To meet net-zero emissions targets, we need to go beyond electricity and have carbon-free fuels. That is the role for hydrogen.

But while infrastructure for producing green hydrogen remains relatively scarce in many parts of the world, clean hydrogen production costs are falling, largely due to the falling costs of electrolyzers used in the process and the declining cost of renewable power, BNEF notes.

"If the clean hydrogen industry can scale up, many of the hard-to-abate sectors could be decarbonized using hydrogen, at surprisingly low costs," added Bhavnagri.

Elsewhere, the report notes that the delivered cost of renewable hydrogen in China, India and Western Europe, once storage and pipeline infrastructure is considered, could fall to around $2/kg ($15 per million thermal units - MMBtu) by 2030 and to $1/kg ($7.4/MMBtu) by 2050.
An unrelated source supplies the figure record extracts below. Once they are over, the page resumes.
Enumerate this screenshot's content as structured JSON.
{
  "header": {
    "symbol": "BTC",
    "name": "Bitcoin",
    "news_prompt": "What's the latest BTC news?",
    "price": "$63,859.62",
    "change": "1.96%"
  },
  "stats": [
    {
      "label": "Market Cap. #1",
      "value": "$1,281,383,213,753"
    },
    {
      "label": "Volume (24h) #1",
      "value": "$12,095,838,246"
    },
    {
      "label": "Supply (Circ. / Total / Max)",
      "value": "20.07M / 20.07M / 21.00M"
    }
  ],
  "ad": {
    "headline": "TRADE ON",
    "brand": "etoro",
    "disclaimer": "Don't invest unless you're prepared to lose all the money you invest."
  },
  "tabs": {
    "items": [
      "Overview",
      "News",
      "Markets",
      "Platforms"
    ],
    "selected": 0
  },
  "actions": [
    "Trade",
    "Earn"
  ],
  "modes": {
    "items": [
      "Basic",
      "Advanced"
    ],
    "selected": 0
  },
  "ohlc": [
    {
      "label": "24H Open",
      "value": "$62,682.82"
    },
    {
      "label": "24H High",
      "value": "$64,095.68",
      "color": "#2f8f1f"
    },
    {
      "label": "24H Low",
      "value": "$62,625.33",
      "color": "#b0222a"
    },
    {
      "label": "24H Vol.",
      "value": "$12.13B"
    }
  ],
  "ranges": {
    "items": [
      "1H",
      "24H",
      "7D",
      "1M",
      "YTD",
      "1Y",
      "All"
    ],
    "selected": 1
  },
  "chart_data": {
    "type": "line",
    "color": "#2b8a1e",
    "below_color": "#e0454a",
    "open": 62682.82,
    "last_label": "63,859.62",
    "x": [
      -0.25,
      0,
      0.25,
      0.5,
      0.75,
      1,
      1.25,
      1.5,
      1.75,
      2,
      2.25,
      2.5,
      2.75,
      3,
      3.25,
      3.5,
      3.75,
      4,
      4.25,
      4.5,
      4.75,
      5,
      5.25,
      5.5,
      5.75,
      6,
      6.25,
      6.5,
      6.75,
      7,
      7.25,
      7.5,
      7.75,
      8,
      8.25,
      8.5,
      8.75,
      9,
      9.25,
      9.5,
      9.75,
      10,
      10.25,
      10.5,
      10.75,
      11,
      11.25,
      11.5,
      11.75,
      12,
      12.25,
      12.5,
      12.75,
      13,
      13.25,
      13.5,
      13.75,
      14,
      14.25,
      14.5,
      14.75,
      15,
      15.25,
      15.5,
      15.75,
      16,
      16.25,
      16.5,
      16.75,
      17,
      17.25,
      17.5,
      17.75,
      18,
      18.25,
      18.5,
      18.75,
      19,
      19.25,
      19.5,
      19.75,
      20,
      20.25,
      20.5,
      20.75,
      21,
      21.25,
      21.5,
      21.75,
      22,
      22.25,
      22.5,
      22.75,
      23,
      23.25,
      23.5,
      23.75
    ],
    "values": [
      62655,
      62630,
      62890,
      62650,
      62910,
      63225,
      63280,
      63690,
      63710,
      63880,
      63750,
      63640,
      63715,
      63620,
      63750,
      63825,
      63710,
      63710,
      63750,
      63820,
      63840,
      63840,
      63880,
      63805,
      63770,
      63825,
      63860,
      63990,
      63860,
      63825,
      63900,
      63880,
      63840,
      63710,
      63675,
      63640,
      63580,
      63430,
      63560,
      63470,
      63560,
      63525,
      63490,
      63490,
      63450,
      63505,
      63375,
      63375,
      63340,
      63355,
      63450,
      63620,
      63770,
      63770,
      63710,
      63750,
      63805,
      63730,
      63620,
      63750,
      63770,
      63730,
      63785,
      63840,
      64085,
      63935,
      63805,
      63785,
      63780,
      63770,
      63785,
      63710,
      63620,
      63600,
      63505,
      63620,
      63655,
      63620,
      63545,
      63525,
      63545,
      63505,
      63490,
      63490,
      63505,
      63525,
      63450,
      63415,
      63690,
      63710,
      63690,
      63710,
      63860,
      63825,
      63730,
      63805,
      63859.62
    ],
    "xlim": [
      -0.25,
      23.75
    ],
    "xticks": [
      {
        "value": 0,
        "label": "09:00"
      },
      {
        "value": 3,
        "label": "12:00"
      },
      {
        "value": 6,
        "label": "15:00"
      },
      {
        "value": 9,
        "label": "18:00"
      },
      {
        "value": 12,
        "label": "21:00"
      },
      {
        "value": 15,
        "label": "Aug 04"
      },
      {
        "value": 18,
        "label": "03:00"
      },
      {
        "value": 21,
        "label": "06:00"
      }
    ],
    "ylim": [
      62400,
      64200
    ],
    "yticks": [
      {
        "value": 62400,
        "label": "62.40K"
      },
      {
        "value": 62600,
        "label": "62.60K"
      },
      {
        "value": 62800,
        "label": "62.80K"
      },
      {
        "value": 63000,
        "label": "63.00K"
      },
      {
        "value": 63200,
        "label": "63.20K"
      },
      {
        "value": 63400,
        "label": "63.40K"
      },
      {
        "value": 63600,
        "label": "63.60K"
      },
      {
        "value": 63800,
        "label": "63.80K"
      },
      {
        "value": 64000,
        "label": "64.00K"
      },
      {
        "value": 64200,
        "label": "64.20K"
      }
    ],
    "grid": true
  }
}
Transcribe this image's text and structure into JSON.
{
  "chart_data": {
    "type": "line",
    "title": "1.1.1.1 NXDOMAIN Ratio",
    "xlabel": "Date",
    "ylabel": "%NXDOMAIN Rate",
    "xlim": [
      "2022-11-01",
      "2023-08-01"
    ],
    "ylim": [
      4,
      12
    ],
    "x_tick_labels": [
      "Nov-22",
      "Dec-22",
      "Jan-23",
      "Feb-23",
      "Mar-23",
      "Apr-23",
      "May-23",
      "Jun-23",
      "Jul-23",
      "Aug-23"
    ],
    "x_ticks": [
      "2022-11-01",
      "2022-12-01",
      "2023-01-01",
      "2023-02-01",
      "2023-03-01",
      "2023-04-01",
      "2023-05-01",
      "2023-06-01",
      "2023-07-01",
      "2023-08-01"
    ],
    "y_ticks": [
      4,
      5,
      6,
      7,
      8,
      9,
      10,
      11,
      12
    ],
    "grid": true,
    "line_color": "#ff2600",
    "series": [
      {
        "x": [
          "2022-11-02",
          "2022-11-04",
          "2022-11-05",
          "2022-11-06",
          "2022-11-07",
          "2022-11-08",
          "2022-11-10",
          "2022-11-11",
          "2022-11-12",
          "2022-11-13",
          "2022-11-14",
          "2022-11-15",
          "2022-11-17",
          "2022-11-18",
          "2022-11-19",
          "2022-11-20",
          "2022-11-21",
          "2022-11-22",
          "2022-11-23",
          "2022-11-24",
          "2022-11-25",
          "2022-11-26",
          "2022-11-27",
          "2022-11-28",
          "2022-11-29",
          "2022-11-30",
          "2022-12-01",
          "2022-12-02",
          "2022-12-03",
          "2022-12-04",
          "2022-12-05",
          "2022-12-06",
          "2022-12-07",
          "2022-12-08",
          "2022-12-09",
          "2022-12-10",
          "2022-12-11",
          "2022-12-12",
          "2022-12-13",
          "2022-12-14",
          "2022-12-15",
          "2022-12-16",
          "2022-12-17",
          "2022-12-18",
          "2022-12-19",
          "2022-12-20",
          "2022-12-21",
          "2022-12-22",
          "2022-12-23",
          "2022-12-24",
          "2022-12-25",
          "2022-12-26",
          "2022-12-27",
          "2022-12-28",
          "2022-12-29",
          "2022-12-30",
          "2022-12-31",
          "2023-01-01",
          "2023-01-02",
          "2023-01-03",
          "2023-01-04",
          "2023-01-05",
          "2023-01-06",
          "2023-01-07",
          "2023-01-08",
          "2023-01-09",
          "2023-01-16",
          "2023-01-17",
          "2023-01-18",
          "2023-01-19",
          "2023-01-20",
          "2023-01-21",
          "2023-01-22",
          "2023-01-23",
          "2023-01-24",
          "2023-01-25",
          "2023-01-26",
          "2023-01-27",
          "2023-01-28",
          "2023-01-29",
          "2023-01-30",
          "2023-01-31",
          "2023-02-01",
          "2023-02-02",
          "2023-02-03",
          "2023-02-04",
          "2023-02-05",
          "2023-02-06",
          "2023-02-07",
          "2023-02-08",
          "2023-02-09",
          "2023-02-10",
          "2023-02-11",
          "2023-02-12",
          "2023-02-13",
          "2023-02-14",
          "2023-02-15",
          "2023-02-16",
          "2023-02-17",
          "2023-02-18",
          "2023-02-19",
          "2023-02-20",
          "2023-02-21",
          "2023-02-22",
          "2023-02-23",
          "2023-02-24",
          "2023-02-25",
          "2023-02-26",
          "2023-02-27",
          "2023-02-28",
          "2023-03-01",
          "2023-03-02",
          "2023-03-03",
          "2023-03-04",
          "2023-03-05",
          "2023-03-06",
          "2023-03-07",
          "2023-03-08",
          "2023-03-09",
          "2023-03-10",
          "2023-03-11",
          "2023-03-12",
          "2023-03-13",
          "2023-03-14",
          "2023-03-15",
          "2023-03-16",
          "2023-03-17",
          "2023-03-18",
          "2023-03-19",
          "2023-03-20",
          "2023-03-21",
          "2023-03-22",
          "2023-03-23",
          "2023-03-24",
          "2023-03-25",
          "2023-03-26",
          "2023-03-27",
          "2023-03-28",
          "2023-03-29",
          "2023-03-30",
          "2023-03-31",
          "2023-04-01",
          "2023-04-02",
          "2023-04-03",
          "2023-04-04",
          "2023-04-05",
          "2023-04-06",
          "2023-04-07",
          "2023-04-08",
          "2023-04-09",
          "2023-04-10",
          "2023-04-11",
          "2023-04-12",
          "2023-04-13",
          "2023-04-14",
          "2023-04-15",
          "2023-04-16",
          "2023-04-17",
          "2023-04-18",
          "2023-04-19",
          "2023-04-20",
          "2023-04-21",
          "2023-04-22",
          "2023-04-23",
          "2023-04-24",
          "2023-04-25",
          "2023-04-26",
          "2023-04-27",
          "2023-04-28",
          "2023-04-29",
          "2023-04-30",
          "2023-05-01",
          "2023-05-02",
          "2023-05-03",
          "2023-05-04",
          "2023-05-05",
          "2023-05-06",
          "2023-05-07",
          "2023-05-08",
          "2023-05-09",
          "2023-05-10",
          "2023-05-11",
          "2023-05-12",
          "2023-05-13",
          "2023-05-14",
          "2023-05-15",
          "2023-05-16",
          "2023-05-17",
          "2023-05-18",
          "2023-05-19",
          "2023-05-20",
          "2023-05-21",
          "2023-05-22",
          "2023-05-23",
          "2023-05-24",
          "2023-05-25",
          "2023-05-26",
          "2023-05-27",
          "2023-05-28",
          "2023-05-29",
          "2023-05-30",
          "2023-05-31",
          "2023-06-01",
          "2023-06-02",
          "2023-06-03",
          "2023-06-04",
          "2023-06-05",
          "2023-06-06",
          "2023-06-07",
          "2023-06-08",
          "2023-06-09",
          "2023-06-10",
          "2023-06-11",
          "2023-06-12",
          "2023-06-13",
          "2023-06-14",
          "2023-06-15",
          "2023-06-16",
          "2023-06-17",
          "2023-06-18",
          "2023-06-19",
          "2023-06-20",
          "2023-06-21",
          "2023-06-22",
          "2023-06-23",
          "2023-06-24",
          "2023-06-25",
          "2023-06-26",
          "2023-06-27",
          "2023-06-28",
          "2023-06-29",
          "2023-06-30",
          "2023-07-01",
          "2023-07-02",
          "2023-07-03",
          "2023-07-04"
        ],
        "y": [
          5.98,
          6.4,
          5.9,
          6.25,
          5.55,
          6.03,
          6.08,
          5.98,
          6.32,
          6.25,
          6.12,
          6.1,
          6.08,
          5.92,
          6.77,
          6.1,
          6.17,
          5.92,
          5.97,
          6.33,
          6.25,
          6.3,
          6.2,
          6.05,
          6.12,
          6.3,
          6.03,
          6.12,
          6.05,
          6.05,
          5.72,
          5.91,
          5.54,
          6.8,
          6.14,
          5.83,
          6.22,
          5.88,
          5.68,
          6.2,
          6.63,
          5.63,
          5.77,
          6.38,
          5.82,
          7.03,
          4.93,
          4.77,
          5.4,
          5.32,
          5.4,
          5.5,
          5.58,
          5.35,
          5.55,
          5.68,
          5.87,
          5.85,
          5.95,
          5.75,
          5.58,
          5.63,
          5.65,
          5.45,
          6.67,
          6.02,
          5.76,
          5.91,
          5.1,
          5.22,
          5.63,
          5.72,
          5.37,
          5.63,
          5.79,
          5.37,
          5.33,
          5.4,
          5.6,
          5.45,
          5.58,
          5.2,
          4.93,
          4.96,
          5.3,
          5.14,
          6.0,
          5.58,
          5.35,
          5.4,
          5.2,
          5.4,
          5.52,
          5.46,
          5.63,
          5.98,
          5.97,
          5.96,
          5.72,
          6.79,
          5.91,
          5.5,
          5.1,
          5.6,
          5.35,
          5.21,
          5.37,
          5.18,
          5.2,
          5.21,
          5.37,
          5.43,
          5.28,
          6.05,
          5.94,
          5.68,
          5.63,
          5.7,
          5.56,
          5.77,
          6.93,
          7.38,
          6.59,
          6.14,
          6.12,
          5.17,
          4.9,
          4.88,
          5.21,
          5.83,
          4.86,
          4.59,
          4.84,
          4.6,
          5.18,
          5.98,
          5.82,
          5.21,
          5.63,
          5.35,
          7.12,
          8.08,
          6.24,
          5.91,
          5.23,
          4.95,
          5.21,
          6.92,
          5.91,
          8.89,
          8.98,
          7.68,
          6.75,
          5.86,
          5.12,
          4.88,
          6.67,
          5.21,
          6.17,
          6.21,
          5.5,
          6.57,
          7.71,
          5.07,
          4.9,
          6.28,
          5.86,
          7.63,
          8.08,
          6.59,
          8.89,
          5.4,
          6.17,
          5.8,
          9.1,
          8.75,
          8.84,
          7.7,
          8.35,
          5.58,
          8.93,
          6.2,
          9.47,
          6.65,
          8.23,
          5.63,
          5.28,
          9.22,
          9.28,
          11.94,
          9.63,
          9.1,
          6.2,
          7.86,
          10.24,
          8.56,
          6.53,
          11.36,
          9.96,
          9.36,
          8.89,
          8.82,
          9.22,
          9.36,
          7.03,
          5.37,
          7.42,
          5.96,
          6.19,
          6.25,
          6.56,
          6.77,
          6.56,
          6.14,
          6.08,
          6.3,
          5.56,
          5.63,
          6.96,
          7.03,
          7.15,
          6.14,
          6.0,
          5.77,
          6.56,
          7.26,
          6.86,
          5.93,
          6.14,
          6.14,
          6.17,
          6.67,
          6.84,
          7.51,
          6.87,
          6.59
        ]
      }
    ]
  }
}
But despite falling costs, carbon prices and emissions policies will be essential to drive use, given that the hydrogen is likely to remain a more expensive form of energy for some time by virtue of its being manufactured, the report explains.

Moreover, hydrogen's low density makes it considerably harder to store than fossil fuels. As such, BNEF notes that some $637 billion may need to be spent on storage infrastructure to enable green hydrogen to replace and provide the same level of energy security as natural gas.

Bhavnagri said that $150 billion in subsidies "may sound daunting but it is not, in fact, such a huge task."

"Governments around the world currently spend more than twice that every year on fossil fuel consumption subsidies," he added.